Yahoo's board is lobbying for allies as it heads for a showdown with the billionaire corporate raider at an annual gathering of the California firm's stockholders on August 1.
Icahn accuses Yahoo's board of bungling takeover talks with Microsoft and is trying to replace the board with members whose mandate would be to get the struggling Internet pioneer into a tie-up with the US software giant.
"You can choose to vote for a slate of nominees with no articulated plan for the future of Yahoo," board chairman Roy Bostock and chief executive Jerry Yang said in the letter.
"Or you can choose to vote for your existing board of directors which has the independence, experience, knowledge and commitment to navigate the company through the rapidly-changing Internet environment, execute on our strategic objectives and deliver value for Yahoo and its stockholders."

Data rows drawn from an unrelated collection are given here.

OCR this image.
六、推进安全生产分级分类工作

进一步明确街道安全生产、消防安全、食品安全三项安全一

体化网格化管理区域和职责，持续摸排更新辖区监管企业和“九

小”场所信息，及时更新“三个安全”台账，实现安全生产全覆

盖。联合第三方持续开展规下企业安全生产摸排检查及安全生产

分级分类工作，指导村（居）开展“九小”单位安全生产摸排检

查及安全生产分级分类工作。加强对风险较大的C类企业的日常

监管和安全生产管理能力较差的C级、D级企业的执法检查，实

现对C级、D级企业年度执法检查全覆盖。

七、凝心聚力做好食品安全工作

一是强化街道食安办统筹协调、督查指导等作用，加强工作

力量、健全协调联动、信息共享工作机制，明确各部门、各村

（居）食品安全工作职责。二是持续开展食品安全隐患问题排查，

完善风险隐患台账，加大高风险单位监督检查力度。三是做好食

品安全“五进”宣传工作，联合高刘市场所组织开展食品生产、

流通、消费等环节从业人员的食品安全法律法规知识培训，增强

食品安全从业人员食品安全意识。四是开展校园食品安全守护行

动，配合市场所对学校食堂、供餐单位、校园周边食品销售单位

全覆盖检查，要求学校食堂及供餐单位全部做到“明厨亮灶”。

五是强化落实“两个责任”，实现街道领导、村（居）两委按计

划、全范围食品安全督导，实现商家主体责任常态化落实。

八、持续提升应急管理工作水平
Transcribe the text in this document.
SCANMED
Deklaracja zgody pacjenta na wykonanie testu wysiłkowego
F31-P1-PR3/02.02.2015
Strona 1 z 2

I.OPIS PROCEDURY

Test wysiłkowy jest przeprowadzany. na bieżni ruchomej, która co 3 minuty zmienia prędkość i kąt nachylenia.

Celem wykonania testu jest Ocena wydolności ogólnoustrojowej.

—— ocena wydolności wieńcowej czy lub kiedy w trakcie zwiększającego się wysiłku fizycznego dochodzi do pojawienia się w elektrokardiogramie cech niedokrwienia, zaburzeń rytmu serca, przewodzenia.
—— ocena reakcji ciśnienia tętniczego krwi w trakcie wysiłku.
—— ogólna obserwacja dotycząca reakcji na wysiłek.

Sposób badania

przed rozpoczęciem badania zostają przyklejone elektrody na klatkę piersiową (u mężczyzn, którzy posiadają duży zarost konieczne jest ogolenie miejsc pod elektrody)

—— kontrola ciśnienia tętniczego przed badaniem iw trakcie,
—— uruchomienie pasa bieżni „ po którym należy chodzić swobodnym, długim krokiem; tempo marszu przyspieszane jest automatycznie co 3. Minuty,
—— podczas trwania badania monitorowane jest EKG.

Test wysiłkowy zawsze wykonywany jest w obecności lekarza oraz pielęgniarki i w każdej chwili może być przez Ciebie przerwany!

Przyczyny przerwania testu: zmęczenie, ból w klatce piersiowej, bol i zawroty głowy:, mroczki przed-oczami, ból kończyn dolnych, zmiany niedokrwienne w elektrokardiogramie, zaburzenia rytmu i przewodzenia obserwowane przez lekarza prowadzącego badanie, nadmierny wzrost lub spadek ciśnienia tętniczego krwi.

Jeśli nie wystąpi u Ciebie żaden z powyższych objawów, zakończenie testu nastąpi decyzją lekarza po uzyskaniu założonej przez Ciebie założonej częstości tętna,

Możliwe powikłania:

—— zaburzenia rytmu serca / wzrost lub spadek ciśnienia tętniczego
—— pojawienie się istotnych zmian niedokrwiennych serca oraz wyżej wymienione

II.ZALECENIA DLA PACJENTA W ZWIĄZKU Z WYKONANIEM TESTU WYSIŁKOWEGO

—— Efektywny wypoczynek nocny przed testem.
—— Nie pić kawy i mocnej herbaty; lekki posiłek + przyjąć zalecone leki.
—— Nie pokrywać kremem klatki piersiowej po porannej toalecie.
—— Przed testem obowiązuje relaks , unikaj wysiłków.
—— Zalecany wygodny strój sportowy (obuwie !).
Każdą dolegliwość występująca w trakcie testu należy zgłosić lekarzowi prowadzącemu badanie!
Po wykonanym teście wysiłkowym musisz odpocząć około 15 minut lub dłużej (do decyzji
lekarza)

Yang and Bostock revealed that, after failed takeover talks, Microsoft suggested a "search-only hybrid proposal" in which it would buy Yahoo's online search business for a billion dollars plus a percentage of future ad revenues.
The offer included Microsoft making an eight billion dollar investment in Yahoo, but would have barred Yahoo from making search deals with anyone else.

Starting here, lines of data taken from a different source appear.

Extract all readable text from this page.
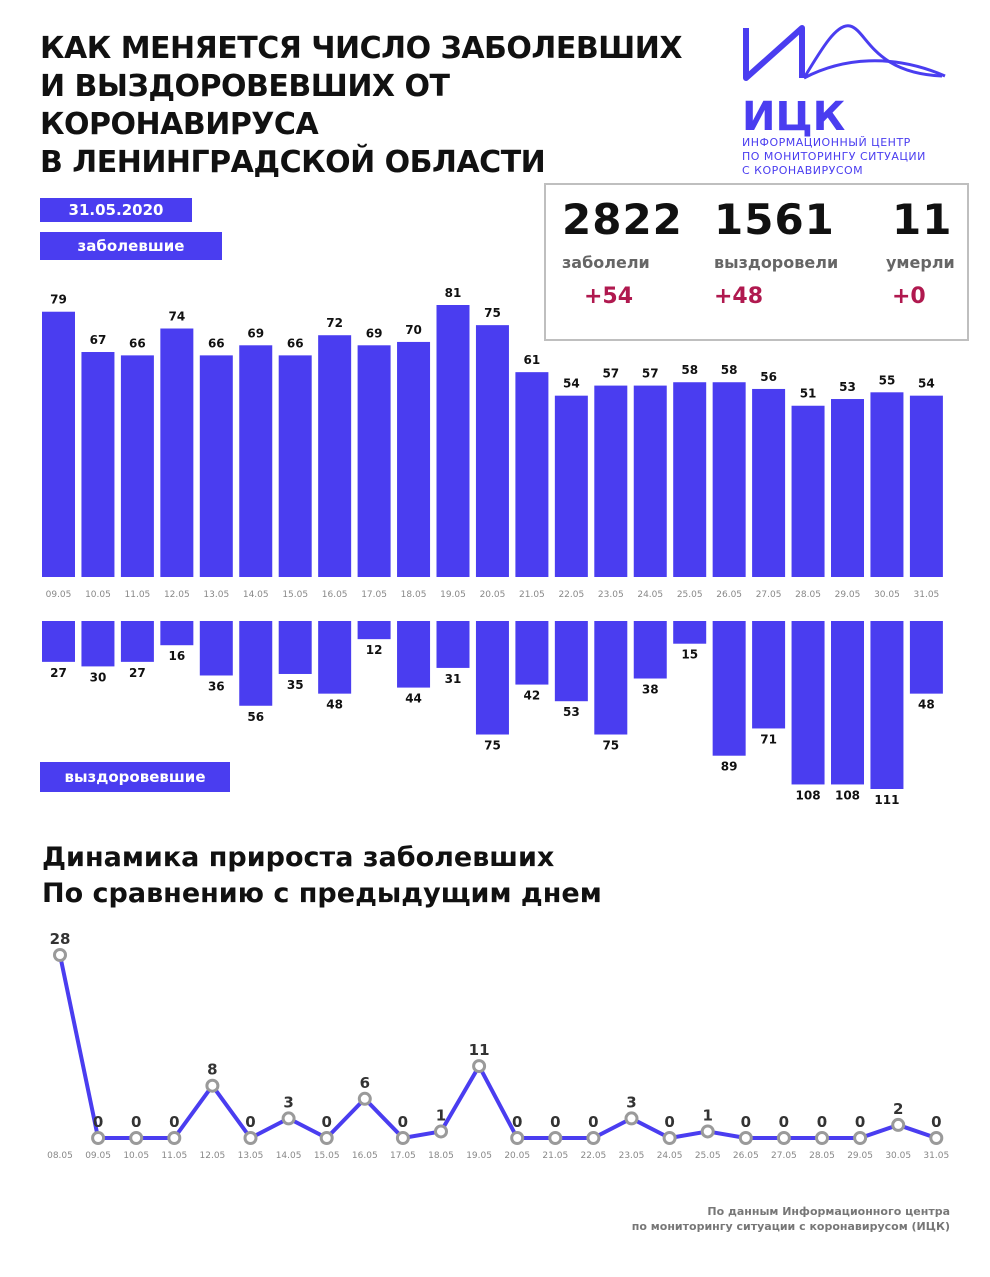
КАК МЕНЯЕТСЯ ЧИСЛО ЗАБОЛЕВШИХ
И ВЫЗДОРОВЕВШИХ ОТ
КОРОНАВИРУСА
В ЛЕНИНГРАДСКОЙ ОБЛАСТИ
31.05.2020
заболевшие
выздоровевшие
ИЦК
ИНФОРМАЦИОННЫЙ ЦЕНТР
ПО МОНИТОРИНГУ СИТУАЦИИ
С КОРОНАВИРУСОМ
2822
заболели
+54
1561
выздоровели
+48
11
умерли
+0
79
09.05
67
10.05
66
11.05
74
12.05
66
13.05
69
14.05
66
15.05
72
16.05
69
17.05
70
18.05
81
19.05
75
20.05
61
21.05
54
22.05
57
23.05
57
24.05
58
25.05
58
26.05
56
27.05
51
28.05
53
29.05
55
30.05
54
31.05
27 30 27
16
36
56
35
48
12
44
31
75
42
53
75
38
15
89
71
108 108 111
48
Динамика прироста заболевших
По сравнению с предыдущим днем
28
08.05
0
09.05
0
10.05
0
11.05
8
12.05
0
13.05
3
14.05
0
15.05
6
16.05
0
17.05
1
18.05
11
19.05
0
20.05
0
21.05
0
22.05
3
23.05
0
24.05
1
25.05
0
26.05
0
27.05
0
28.05
0
29.05
2
30.05
0
31.05
По данным Информационного центра
по мониторингу ситуации с коронавирусом (ИЦК)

The deal also would have given Microsoft veto authority over any proposed sale of Yahoo.
Yahoo rejected Microsoft's "hybrid" offer and signed a deal with Google to have the Internet search king use its expertise to target ads posted alongside results from Yahoo online search queries.
Google shares revenue from the advertising with Yahoo.
"The Google agreement is far better than Microsoft's search-only hybrid proposal," Bostock and Yang said in the letter. "That's why we moved forward with it."
The deal with Google doesn't preclude Yahoo from making other advertising alliances and is expected to improve Yahoo's cash flow by 250 to 450 million dollars in its first year, according to the letter.
"It is time for Yahoo to turn its undivided attention to implementing its key strategies, and we therefore urge you to reject Mr. Icahn's slate and his ill-defined agenda," the executives wrote.
Icahn is tapping into the ire of investors upset that the Yahoo board rebuffed Microsoft's takeover bid.
Microsoft offered to buy Yahoo for 44.6 billion dollars in stock and cash on January 31, but withdrew the offer on May 3, saying Yahoo refused to budge despite the software giant upping its bid to nearly 48 billion dollars.